Quels types d’abeilles vivent en milieu urbain? Que pouvons-nous faire pour assurer leur bien-être? Ce sont les questions qui nous ont poussés à faire des sondages hebdomadaires de pollinisateurs sur le campus de l’Université d’Ottawa. Cette initiative vise à mieux comprendre les assemblages de pollinisateurs sur le campus et à encourager la communauté universitaire à planter davantage d’espèces végétales favorables aux abeilles.

Nos bénévoles sont principalement des étudiants diplômés en écologie qui sont passionnés par les insectes et les fleurs. Au cours de l’été, nous organisons des promenades hebdomadaires dans plusieurs espaces verts du campus où nous notons les visiteurs de fleurs observés (abeilles, syrphes, etc.) et les plantes visitées. Nous plantons également des plantes vivaces indigènes telles que la sanguinaire, l’aster à feuilles cordées et la fraise des bois pour augmenter le nombre de plantes à fleurs qui aideront à soutenir les abeilles du voisinage pendant la saison complète.

L’été dernier (2017), nous avons observé plus de 500 visites de pollinisateurs visitant au total 46 espèces de plantes différentes au cours de nos marches sur le campus. Les espèces végétales les plus fréquemment visitées étaient l’anis hysope (98 visites), le millepertuis de Kalm (52), les susans aux yeux noirs (46), la fausse spirée (39), les verges d’or (34) et l’origan (33). En général, nous avons constaté que les pollinisateurs apprécient les plantes avec des fleurs abondantes, de longues périodes de floraison et des récompenses florales facilement accessibles (nectar et pollen).

Augochlora – un halicte – sur la verge d’or. Photo par Shang-Yao Peter Lin.

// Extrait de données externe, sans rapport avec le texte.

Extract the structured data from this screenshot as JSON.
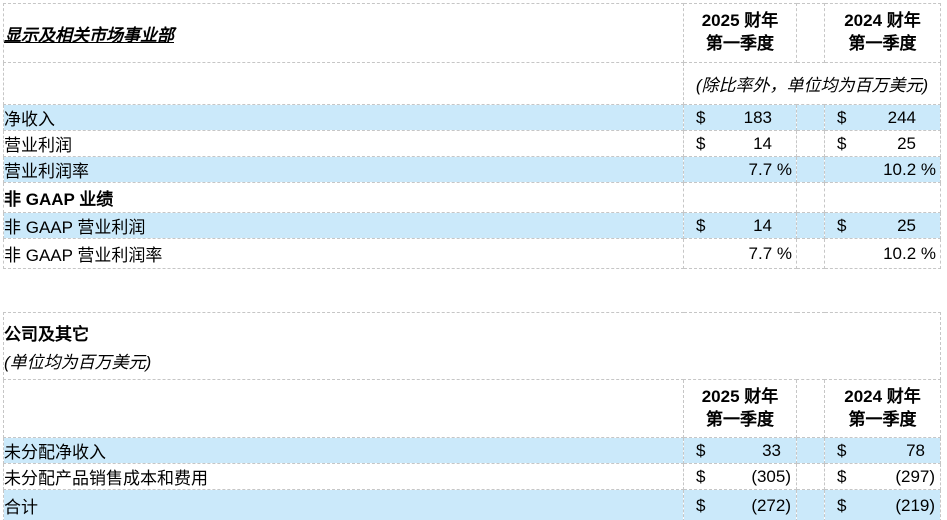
{
  "colors": {
    "row_highlight": "#cbe9fa",
    "border": "#c6c6c6"
  },
  "table1": {
    "title": "显示及相关市场事业部",
    "headers": {
      "y2025": {
        "l1": "2025 财年",
        "l2": "第一季度"
      },
      "y2024": {
        "l1": "2024 财年",
        "l2": "第一季度"
      }
    },
    "note": "(除比率外，单位均为百万美元)",
    "rows": [
      {
        "label": "净收入",
        "cur1": "$",
        "v2025": "183",
        "cur2": "$",
        "v2024": "244"
      },
      {
        "label": "营业利润",
        "cur1": "$",
        "v2025": "14",
        "cur2": "$",
        "v2024": "25"
      },
      {
        "label": "营业利润率",
        "cur1": "",
        "v2025": "7.7 %",
        "cur2": "",
        "v2024": "10.2 %"
      },
      {
        "label": "非 GAAP 业绩",
        "cur1": "",
        "v2025": "",
        "cur2": "",
        "v2024": ""
      },
      {
        "label": "非 GAAP 营业利润",
        "cur1": "$",
        "v2025": "14",
        "cur2": "$",
        "v2024": "25"
      },
      {
        "label": "非 GAAP 营业利润率",
        "cur1": "",
        "v2025": "7.7 %",
        "cur2": "",
        "v2024": "10.2 %"
      }
    ]
  },
  "table2": {
    "title": "公司及其它",
    "note": "(单位均为百万美元)",
    "headers": {
      "y2025": {
        "l1": "2025 财年",
        "l2": "第一季度"
      },
      "y2024": {
        "l1": "2024 财年",
        "l2": "第一季度"
      }
    },
    "rows": [
      {
        "label": "未分配净收入",
        "cur1": "$",
        "v2025": "33",
        "cur2": "$",
        "v2024": "78"
      },
      {
        "label": "未分配产品销售成本和费用",
        "cur1": "$",
        "v2025": "(305)",
        "cur2": "$",
        "v2024": "(297)"
      },
      {
        "label": "合计",
        "cur1": "$",
        "v2025": "(272)",
        "cur2": "$",
        "v2024": "(219)"
      }
    ]
  }
}
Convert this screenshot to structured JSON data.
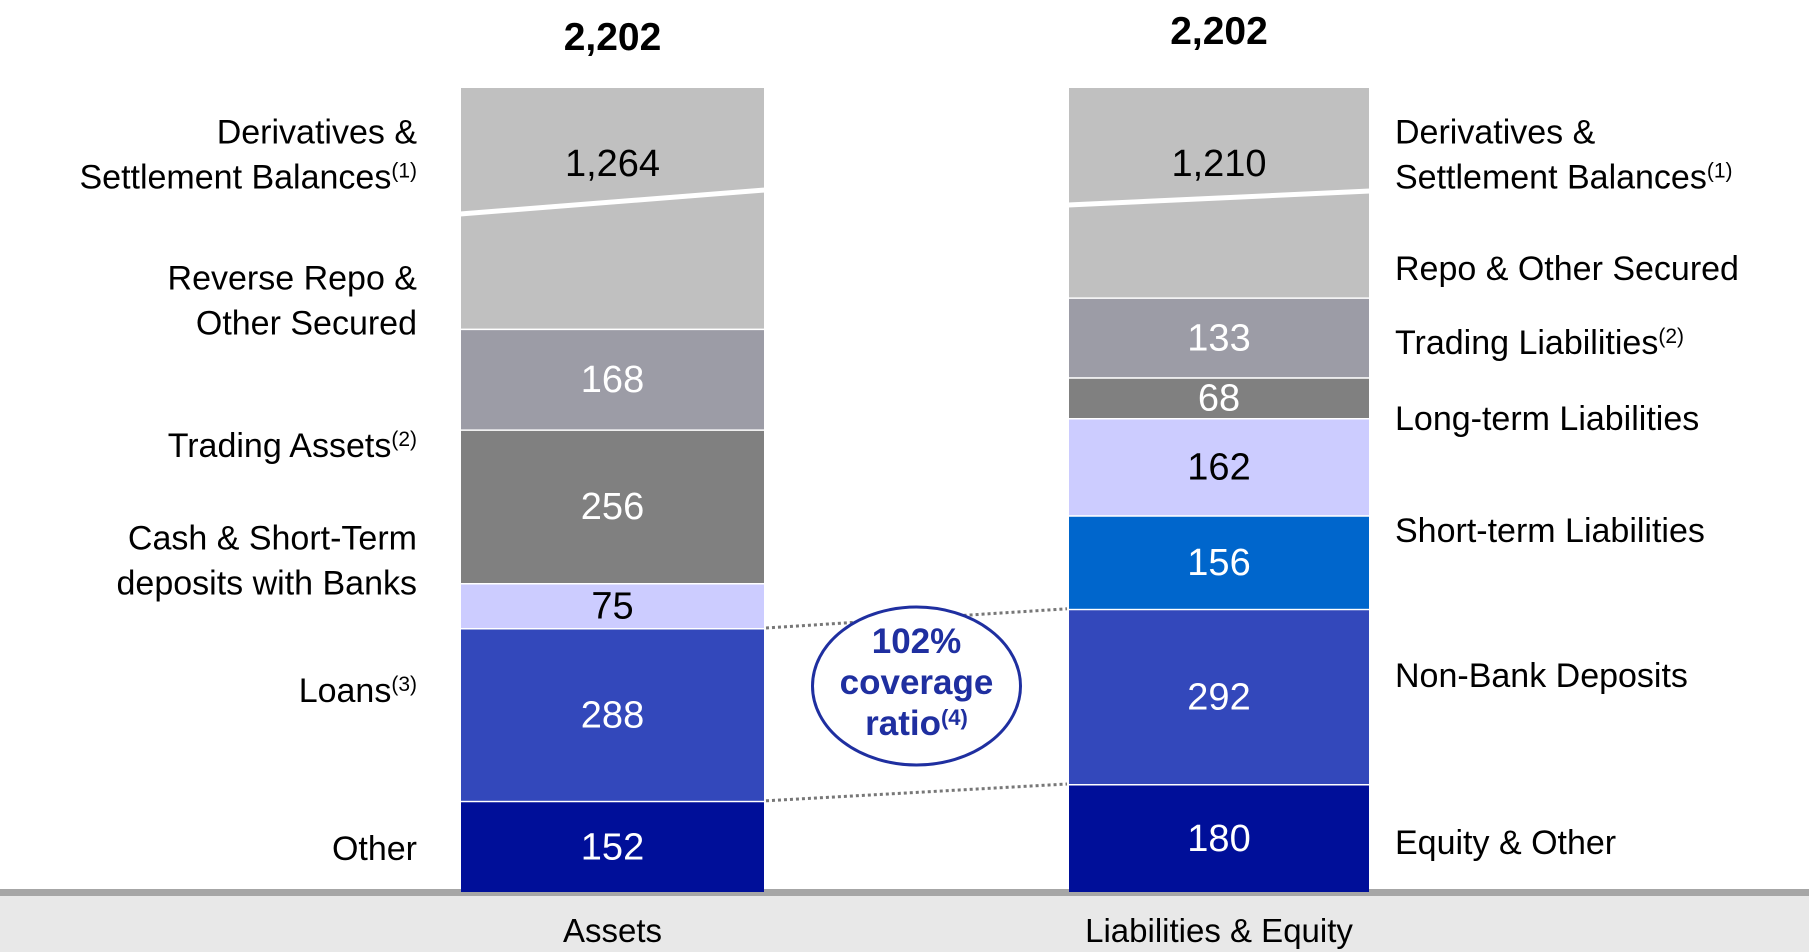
{
  "chart_data": {
    "type": "bar",
    "stacked": true,
    "categories": [
      "Assets",
      "Liabilities & Equity"
    ],
    "totals": [
      "2,202",
      "2,202"
    ],
    "stacks": [
      {
        "category": "Assets",
        "segments": [
          {
            "label": "Other",
            "sup": "",
            "value": 152,
            "value_text": "152",
            "color": "#000f99",
            "text_color": "#ffffff"
          },
          {
            "label": "Loans",
            "sup": "(3)",
            "value": 288,
            "value_text": "288",
            "color": "#3348bb",
            "text_color": "#ffffff"
          },
          {
            "label": "Cash & Short-Term|deposits with Banks",
            "sup": "",
            "value": 75,
            "value_text": "75",
            "color": "#ccccff",
            "text_color": "#000000"
          },
          {
            "label": "Trading Assets",
            "sup": "(2)",
            "value": 256,
            "value_text": "256",
            "color": "#808080",
            "text_color": "#ffffff"
          },
          {
            "label": "Reverse Repo &|Other Secured",
            "sup": "",
            "value": 168,
            "value_text": "168",
            "color": "#9c9ca6",
            "text_color": "#ffffff"
          },
          {
            "label": "Derivatives &|Settlement Balances",
            "sup": "(1)",
            "value": 1264,
            "value_text": "1,264",
            "color": "#c0c0c0",
            "text_color": "#000000",
            "broken": true
          }
        ]
      },
      {
        "category": "Liabilities & Equity",
        "segments": [
          {
            "label": "Equity & Other",
            "sup": "",
            "value": 180,
            "value_text": "180",
            "color": "#000f99",
            "text_color": "#ffffff"
          },
          {
            "label": "Non-Bank Deposits",
            "sup": "",
            "value": 292,
            "value_text": "292",
            "color": "#3348bb",
            "text_color": "#ffffff"
          },
          {
            "label": "Short-term Liabilities",
            "sup": "",
            "value": 156,
            "value_text": "156",
            "color": "#0066cc",
            "text_color": "#ffffff"
          },
          {
            "label": "Long-term Liabilities",
            "sup": "",
            "value": 162,
            "value_text": "162",
            "color": "#ccccff",
            "text_color": "#000000"
          },
          {
            "label": "Trading Liabilities",
            "sup": "(2)",
            "value": 68,
            "value_text": "68",
            "color": "#808080",
            "text_color": "#ffffff"
          },
          {
            "label": "Repo & Other Secured",
            "sup": "",
            "value": 133,
            "value_text": "133",
            "color": "#9c9ca6",
            "text_color": "#ffffff"
          },
          {
            "label": "Derivatives &|Settlement Balances",
            "sup": "(1)",
            "value": 1210,
            "value_text": "1,210",
            "color": "#c0c0c0",
            "text_color": "#000000",
            "broken": true
          }
        ]
      }
    ],
    "annotation": {
      "lines": [
        "102%",
        "coverage",
        "ratio"
      ],
      "sup": "(4)",
      "coverage_ratio_pct": 102
    },
    "axis_bar_color": "#a6a6a6",
    "footer_color": "#e8e8e8"
  }
}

Nous avons également été impressionnés par la diversité d’abeilles retrouvée sur notre campus urbain! Au cours de l’été, des abeilles de cinq familles et de plus de dix genres différents ont été observées! À l’avenir, nous espérons continuer à étudier les pollinisateurs sur le campus et accroitre notre rayonnement auprès du public en organisant davantage d’activités de sensibilisation tels que des présentations sur la situation critique des pollinisateurs indigènes et sur ce que l’on peut faire pour les aider.


Figure : Le nombre de visites observées auprès des six espèces de plantes les plus visitées sur le campus de l’Université d’Ottawa (été 2017). La proportion de visites des cinq familles d’abeilles est illustrée pour chaque espèce de plante.

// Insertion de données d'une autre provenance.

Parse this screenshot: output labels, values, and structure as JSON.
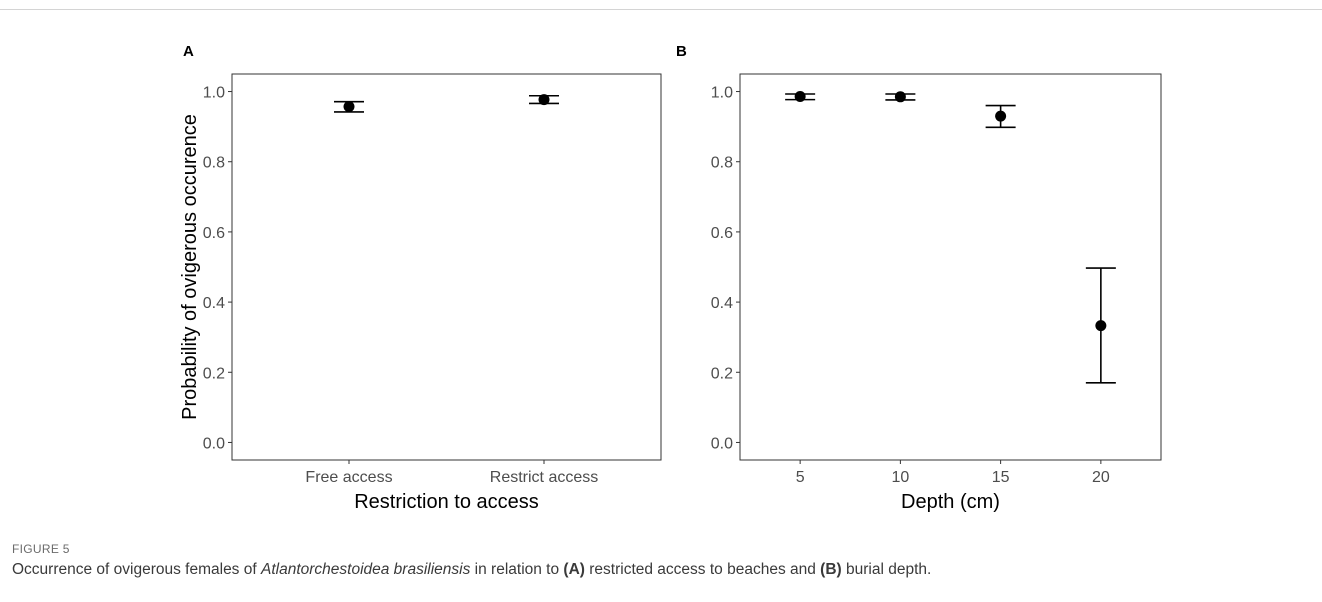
{
  "chart_data": [
    {
      "panel": "A",
      "type": "scatter",
      "categories": [
        "Free access",
        "Restrict access"
      ],
      "values": [
        0.957,
        0.977
      ],
      "ci_low": [
        0.942,
        0.966
      ],
      "ci_high": [
        0.971,
        0.988
      ],
      "xlabel": "Restriction to access",
      "ylabel": "Probability of ovigerous occurence",
      "ylim": [
        -0.05,
        1.05
      ],
      "yticks": [
        "0.0",
        "0.2",
        "0.4",
        "0.6",
        "0.8",
        "1.0"
      ],
      "grid": false
    },
    {
      "panel": "B",
      "type": "scatter",
      "categories": [
        "5",
        "10",
        "15",
        "20"
      ],
      "values": [
        0.986,
        0.985,
        0.93,
        0.333
      ],
      "ci_low": [
        0.977,
        0.976,
        0.898,
        0.17
      ],
      "ci_high": [
        0.993,
        0.993,
        0.96,
        0.497
      ],
      "xlabel": "Depth (cm)",
      "ylabel": "",
      "ylim": [
        -0.05,
        1.05
      ],
      "yticks": [
        "0.0",
        "0.2",
        "0.4",
        "0.6",
        "0.8",
        "1.0"
      ],
      "grid": false
    }
  ],
  "figure": {
    "label": "FIGURE 5",
    "caption_pre": "Occurrence of ovigerous females of ",
    "caption_species": "Atlantorchestoidea brasiliensis",
    "caption_mid1": " in relation to ",
    "caption_a": "(A)",
    "caption_mid2": " restricted access to beaches and ",
    "caption_b": "(B)",
    "caption_post": " burial depth."
  },
  "colors": {
    "marks": "#000000",
    "axis_text": "#4d4d4d",
    "title_text": "#000000"
  }
}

Megan est une récente diplômée de l’Université d’Ottawa dans le programme de maitrise en sciences, biologie. Elle a étudié comment le pollen provenant de différentes espèces de plantes affecte la survie des abeilles et le développement des larves d’abeilles. Le pollen est une source de nourriture importante pour la plupart des abeilles et différentes espèces de plantes produisent du pollen dont la qualité nutritionnelle est hautement variable. Par exemple, les pollens peuvent différer dans leur teneur en protéines, ils peuvent être dépourvus de certains nutriments essentiels, et ils peuvent aussi contenir des barrières digestives ainsi que des composés toxiques. Elle espère que sa recherche contribuera à l’élaboration de stratégies de gestion en conservation afin de mieux soutenir les populations d’abeilles indigènes.